The FINANCIAL — Witness first-hand how your mountain of waste plastic expands over the years and what impact your food has on the rainforests. Virtual reality gives you a front-row seat to the impact of unsustainable behaviour. Communication scientists Marijn Meijers and Hande Sungur have developed highly effective virtual worlds that give people an up close and personal experience of how sustainable and unsustainable conduct make a substantial difference.
According to University of Amsterdam, you walk around a supermarket and whenever you take a product from the shelves, a pop-up appears with information about the environmental impact of your choice, for example, clearcutting of tropical rainforest to cultivate the palm oil in your chocolate spread. You travel through time to see how much plastic waste your everyday products create in the future, and travel back to see how your mountain of waste shrinks when you make more sustainable decisions.
VR shown to have a positive effect on sustainability
The first findings from Meijers and Sungur’s projects are in and the results are positive. ‘Research into the VR supermarket shows it gets the message across more effectively and gives people the feeling that they have control over the problem’, says Meijers. ‘They clearly see how buying eco-friendly products contributes to a more sustainable world and that unsustainable choices have a negative effect. This positive effect on the participants’ behaviour continued to be reflected in their real-world shopping habits after two weeks.’
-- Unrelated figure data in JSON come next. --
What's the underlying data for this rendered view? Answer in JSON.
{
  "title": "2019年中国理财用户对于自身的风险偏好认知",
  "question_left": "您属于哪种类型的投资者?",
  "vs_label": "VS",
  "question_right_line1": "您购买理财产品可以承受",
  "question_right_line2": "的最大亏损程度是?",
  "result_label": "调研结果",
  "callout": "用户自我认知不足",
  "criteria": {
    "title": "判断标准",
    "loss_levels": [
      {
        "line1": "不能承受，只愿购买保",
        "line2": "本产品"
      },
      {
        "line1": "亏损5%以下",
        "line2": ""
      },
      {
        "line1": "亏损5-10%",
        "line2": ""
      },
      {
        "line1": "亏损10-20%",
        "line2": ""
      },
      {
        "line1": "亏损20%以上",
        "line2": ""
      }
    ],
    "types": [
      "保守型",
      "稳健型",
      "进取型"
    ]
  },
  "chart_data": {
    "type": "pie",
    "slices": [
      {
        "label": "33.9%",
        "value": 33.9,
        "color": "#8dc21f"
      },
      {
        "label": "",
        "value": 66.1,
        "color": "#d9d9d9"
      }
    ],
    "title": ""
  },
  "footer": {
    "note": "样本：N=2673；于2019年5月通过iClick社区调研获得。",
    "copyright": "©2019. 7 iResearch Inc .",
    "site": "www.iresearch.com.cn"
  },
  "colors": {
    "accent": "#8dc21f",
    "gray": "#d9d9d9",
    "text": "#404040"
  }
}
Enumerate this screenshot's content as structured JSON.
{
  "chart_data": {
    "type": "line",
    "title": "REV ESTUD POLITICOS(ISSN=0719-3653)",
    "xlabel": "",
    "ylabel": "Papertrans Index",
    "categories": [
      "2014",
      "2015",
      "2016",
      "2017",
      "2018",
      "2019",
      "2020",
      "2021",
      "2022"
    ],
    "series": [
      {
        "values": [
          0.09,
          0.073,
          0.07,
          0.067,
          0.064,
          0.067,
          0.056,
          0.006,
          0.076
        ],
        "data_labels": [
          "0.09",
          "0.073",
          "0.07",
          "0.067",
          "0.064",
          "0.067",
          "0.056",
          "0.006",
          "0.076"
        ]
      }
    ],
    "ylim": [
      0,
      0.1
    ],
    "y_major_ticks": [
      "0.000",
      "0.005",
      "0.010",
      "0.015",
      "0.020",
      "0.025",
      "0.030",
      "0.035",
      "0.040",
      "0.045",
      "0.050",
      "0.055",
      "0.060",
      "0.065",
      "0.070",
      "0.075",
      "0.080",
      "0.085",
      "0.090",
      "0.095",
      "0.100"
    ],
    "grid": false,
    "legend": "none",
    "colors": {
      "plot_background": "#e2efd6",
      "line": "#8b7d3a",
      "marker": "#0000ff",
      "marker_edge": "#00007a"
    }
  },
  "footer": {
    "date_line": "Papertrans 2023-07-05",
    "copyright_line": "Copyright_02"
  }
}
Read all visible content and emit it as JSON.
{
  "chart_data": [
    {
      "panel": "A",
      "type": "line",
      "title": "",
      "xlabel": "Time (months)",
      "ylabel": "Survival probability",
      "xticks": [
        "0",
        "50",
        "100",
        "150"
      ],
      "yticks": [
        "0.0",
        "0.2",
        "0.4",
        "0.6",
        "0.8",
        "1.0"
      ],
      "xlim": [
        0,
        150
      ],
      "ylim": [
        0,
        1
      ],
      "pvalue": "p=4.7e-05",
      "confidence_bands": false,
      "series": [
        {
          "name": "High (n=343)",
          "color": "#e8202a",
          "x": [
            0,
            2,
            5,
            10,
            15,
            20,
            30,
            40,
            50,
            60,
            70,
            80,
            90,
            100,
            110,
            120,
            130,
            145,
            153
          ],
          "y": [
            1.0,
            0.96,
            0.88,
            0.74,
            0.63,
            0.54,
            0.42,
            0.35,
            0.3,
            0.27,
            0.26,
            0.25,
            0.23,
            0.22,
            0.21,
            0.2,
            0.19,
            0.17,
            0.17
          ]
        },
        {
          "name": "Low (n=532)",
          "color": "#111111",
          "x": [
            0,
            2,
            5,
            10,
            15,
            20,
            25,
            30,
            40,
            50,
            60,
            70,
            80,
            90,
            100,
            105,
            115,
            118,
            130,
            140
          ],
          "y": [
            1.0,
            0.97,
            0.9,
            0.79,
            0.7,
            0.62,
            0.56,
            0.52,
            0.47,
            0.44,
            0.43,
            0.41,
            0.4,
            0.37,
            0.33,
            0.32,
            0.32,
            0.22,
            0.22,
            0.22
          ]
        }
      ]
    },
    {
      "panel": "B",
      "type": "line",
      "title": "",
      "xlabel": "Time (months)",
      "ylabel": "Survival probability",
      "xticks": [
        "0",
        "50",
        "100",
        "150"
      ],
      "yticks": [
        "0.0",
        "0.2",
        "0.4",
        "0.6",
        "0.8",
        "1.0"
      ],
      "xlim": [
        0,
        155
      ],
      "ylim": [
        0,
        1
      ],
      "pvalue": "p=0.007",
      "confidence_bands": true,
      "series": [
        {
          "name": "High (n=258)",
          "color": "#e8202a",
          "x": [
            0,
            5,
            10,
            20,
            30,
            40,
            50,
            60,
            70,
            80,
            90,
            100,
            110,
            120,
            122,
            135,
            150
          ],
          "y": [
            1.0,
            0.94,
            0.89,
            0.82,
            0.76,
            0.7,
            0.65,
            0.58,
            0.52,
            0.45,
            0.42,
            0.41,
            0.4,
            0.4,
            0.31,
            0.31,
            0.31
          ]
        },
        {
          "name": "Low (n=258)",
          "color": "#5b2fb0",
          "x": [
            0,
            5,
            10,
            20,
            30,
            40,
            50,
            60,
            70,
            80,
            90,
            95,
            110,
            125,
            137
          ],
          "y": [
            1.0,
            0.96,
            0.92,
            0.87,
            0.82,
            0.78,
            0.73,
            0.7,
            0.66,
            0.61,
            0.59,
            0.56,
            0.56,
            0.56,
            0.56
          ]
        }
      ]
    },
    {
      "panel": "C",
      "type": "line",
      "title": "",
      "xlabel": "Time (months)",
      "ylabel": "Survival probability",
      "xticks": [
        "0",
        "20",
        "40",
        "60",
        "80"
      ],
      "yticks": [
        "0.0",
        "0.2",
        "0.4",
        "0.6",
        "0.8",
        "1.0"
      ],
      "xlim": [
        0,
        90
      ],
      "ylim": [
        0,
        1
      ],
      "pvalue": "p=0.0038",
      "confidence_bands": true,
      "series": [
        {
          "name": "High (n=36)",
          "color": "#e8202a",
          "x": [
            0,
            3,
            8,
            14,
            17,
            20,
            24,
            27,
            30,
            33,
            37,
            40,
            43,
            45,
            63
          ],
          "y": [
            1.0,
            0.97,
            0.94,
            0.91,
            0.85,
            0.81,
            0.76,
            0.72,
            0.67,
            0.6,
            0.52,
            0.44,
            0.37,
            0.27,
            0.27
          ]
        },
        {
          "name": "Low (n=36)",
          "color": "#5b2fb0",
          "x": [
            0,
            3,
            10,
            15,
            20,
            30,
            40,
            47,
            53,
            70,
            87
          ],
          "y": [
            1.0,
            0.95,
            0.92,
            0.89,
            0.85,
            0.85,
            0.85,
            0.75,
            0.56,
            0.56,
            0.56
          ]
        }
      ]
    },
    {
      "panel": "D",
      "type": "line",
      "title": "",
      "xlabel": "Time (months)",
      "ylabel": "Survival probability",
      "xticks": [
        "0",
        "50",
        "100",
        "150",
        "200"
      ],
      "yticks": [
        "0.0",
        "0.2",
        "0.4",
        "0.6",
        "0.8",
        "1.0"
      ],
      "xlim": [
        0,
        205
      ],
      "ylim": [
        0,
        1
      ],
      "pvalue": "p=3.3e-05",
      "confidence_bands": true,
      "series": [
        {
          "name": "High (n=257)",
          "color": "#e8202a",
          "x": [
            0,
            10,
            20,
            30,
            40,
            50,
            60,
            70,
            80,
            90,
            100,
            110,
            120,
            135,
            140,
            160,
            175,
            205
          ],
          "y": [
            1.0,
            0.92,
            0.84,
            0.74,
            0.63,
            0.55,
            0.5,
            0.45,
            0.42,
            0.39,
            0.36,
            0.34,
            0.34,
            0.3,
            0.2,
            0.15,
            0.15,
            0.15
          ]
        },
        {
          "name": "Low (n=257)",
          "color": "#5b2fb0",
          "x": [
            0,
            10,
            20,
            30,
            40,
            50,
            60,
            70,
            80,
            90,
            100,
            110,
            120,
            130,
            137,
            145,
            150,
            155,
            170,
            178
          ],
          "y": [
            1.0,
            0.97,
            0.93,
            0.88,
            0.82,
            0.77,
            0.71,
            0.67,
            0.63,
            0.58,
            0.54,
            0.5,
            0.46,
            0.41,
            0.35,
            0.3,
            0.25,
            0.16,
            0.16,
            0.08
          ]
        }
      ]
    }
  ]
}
Does VR influence sustainable behaviour in children?
Habits formed during childhood are strong predictors of adult behaviour. Children are therefore a vital target group for the efforts to encourage healthy and sustainable selection of food products. Eline Smit and Marijn Meijers (University of Amsterdam) and Nynke van der Laan (Tilburg University) conducted a study into the potential of virtual reality to teach children about this issue. Will this help children to better understand and remember the nutritional value and sustainability of food products and will it influence their behaviour in the real world?
‘In the past year, we have successfully developed and tested our virtual and interactive time machine’, says Sungur. ‘The initial results show that virtual reality helps promote sustainable habits among adults. Undergoing the VR experience showed participants how they could reduce the amount of plastic they consume, which successfully translated into more sustainable real-world choices. Next, we’d like to test the product with a younger target audience.’
Virtual reality reduces psychological distance
‘These studies underline the potential of virtual reality to confront people with issues that they often feel too far removed from to worry about, such as the impact of our behaviour on the planet’, conclude Meijers and Sungur. ‘VR also boosts the realisation that you personally have the power to make a difference. Social psychology has taught us that these two mechanisms of psychological distance and self-efficacy play a vital role in behavioural change.’
Meijers thinks that the virtual supermarket will be predominantly focused on the education sector so people learn about sustainable behaviour from a young age. Sungur also sees great educational potential for the virtual time machine to teach a young audience about plastic waste. ‘But a future application could also be Augmented Reality (AR), projecting a virtual world onto the real world’, says Meijers, ‘or using the handheld scanners that are already available at many supermarkets.’